第150話 エルフな勇者さまは、クリスマスの飾りの艶やかさに驚愕!(13)
僕は嬉しそうに話しかけてくるエルに、自分自身の首をまた傾げながら問いかける。
「お母様。お父様に強引に攫われて、連れ去られて幸せだった? と、私はね。お母様に尋ねてみたの……。するとね。お母様は? その時は正直驚いたし。泣き叫びもしたみたいだけれど。人種の軍が亜人達の国に攻め込む時は、女性や子供を強引に攫っていく事は良くあることだからと。亜種族同士の争いや集落同士の争いでも人攫いは良くある事だと。お母様のお父様やお母様にも聞いていたから。争いが起これば直ぐに逃げるか、隠れるかをするようにと、注意を受けていたらしいから諦めて。お父様に対して、大人しく殉じて尽くし。奉公をして。奴隷として人買いに売られないようにだけ試みよと思い。決意をしたみたいなの」と。
エルの話しを僕は、ここまで聞いて、余りにも今の日本……と、言っても? ちゃんと昭和の終わりの頃の話しだからね。
まあ、その時、過去に僕が聞いても、余りに非現実的過ぎる世界観の話。会話、説明をエルは僕にさらりと、何も気にした素振り。

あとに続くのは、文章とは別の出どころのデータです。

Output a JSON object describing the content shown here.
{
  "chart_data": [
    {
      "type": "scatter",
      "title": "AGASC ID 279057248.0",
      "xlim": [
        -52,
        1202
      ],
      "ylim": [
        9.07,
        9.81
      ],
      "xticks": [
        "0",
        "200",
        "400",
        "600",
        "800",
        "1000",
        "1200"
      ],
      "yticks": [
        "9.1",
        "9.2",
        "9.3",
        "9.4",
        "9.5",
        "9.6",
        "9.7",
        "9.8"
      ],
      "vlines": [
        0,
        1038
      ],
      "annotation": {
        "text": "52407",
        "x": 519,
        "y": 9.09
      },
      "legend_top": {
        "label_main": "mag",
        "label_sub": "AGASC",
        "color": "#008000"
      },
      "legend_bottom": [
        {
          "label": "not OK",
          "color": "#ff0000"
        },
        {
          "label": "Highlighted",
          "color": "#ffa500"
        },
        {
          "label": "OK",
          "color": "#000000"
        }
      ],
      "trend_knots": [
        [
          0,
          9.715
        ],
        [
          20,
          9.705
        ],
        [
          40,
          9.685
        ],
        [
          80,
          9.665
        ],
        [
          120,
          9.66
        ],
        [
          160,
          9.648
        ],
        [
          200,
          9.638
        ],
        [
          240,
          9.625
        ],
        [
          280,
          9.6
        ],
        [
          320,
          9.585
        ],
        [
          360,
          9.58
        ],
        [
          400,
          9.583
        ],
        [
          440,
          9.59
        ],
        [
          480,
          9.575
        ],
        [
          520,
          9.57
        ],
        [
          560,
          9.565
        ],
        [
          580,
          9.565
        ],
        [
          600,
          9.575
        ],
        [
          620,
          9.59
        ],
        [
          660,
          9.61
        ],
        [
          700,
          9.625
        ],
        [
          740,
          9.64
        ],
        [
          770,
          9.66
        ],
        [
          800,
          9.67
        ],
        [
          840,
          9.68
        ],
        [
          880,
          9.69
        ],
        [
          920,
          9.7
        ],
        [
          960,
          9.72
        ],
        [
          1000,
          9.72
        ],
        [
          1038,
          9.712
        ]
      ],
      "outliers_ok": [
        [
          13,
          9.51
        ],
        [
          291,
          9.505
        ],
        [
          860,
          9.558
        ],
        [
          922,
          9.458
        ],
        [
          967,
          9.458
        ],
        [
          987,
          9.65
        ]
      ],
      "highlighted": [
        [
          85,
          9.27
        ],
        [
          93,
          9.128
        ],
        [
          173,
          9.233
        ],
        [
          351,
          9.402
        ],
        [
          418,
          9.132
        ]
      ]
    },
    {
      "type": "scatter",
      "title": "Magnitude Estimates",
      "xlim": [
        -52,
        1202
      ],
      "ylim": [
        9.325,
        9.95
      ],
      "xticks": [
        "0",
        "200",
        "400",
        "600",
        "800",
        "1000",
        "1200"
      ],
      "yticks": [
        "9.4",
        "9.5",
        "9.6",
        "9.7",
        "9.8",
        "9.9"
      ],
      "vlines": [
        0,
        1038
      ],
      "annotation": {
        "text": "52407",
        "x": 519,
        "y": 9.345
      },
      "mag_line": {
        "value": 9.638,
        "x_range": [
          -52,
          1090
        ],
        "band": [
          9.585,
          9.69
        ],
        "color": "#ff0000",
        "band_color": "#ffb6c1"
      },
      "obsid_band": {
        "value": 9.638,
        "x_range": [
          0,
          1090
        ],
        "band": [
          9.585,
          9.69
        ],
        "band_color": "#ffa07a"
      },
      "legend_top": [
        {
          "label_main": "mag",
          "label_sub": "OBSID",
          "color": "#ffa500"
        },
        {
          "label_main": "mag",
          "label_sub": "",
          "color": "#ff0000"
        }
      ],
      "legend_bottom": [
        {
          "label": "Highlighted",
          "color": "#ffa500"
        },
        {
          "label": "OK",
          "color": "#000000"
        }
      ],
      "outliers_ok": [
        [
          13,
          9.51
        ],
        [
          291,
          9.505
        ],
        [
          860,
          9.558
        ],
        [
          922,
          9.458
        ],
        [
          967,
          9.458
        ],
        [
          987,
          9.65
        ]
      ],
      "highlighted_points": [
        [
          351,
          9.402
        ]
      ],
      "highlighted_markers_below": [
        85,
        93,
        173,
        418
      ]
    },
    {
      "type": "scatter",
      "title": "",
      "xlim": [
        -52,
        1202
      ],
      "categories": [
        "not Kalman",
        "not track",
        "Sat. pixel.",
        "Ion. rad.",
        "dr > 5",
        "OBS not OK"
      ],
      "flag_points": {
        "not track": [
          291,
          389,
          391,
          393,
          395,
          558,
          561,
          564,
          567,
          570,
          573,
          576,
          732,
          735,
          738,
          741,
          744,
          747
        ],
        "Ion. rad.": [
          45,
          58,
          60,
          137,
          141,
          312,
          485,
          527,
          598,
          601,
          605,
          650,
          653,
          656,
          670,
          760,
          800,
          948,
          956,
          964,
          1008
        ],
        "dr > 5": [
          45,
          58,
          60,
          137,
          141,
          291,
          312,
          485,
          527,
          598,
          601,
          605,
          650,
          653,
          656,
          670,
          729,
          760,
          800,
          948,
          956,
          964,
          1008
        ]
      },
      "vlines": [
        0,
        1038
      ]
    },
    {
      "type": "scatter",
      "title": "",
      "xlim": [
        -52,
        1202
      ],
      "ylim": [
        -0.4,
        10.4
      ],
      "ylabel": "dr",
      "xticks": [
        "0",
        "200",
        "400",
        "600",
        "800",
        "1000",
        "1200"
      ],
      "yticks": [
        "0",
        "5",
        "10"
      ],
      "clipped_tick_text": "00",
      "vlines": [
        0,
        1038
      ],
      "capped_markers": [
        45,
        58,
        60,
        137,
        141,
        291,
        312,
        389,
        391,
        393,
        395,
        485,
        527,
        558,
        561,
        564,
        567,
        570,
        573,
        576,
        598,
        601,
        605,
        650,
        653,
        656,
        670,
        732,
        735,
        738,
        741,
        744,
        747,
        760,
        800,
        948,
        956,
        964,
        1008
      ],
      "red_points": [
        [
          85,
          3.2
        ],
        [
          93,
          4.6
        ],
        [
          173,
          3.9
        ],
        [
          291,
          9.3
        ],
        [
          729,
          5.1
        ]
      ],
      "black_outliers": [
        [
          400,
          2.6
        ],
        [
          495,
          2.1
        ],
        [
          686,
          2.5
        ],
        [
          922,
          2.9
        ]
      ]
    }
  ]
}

まあ、良くある話しのように淡々と話してくるから恐怖の余りと言うか? 非現実的な世界観に驚愕、困惑をしながら。
「あっ、そ、そうなんだ」と。
僕は、しどろもどろと、台詞を詰まらせながら言葉を返す。
そんな様子の僕に対してエルはやはり気にもしていない様子でね。
「するとね? 家のお父様が、お母様の顔色を窺いながら。儂の妃になるお前には、今後何の不自由もない暮らし、生活……。そう、お姫様やお嬢様達のような煌びやかに着飾った華やかな生活、暮らしを一生させてやるからな、娘……。だからお前は何も心配するな。明るく笑っていろ。微笑んでいろ。儂の為にと。お父様がお母様に、求婚の言葉として告げてくれたみたいで。本当にお父様の屋敷に着いたら。直ぐにみすぼらしい服から大変に綺麗なドレスに着替えさせられて。大きな立ち鏡に映る、自身の身体、容姿をお母様は見て驚愕し。直ぐに歓喜したみたいでね」と。